Technical Solution overview ➜ Solution involves ETL processes for large data handling, Data warehouse, Customizable business rules, workflows for fraud-watch alerts & secure API interfaces with several 3rd party systems.

SwiftAnt team’s role ➜ Coordinate with all member companies deliver the design own the end to end implementation, collaboration with all stakeholders for requirements gathering & work with KPMG for Quality and Risk Management. The biggest challenge is managing 37-member companies, which are separate legal entities (outside AKI) and still stay within the time constraints.

Project Constraint(s) ➜ Solution must be implemented in 6 months as fully operational system with its members. System must be designed for high availability, scalability and guaranteed data security.

Solution Approach ➜ After brainstorming, SwiftAnt team recommended below 2 design considerations and they proved to be quintessential success factors:

  • Instead of forcing a standard of interface, with all the 37-member companies, every member company can provide the data in their custom formats. This will avoid programming changes in all 37 companies and they can push the data in their current formats. This significantly reduced the risk of external dependencies with 37-member companies.
  • Architecturally, adopt micro-services architecture (vs traditional monolithic design) such that development times can be significantly reduced & several parallel teams can have focused and limited scope.
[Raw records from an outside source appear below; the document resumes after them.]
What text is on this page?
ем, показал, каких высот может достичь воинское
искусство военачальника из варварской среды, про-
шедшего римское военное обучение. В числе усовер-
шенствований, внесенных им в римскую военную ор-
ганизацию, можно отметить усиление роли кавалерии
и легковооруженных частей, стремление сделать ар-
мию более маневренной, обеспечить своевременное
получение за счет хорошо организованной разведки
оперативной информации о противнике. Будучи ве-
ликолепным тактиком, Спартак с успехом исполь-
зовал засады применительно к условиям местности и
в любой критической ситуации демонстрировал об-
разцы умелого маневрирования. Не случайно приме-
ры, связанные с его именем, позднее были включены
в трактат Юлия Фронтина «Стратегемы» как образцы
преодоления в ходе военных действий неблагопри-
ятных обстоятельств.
This lead to be a significant advantage in managing the scope, and effectively utilizing the Client subject matter expert’s time.

Client’s involvement ➜ The entire solution was presented as “UX Prototype”, in the first 4 weeks such that, client personnel do not have to go through textual descriptions to understand the to-be system. This led to effective involvement of the Client personnel. With agile development, Client was continually involved in the project & involved its members continually. The system integrations were delivered in agile manner.


Quality Results :

  • Average Immoderated Score : 95%
  • Average Moderated Score : 97%

Timeline results : The project was delivered with 5 weeks delay even after 11 weeks of not a very conducive environment due to Kenyan elections and associated disturbances and additionally the year end vacation times. AKI and SwiftAnt teams coordinated very well during the 11 weeks of elections time.

Additional Information

  • This project is a classic example of “Pay after Delivery” model. SwiftAnt team invoiced AKI incrementally only after member company data integration was successfully integrated and system testing was signed off (in agile manner in 6 iterations).
  • Post the project go-live, SwiftAnt team has continually analysed the data quality and made actionable recommendations to each of the member company, to improve effectiveness of the system results.
  • SwiftAnt team has presented the solution in CEO forum in Kenya and Uganda (demonstrating the Business-Technology outlook of SwiftAnt).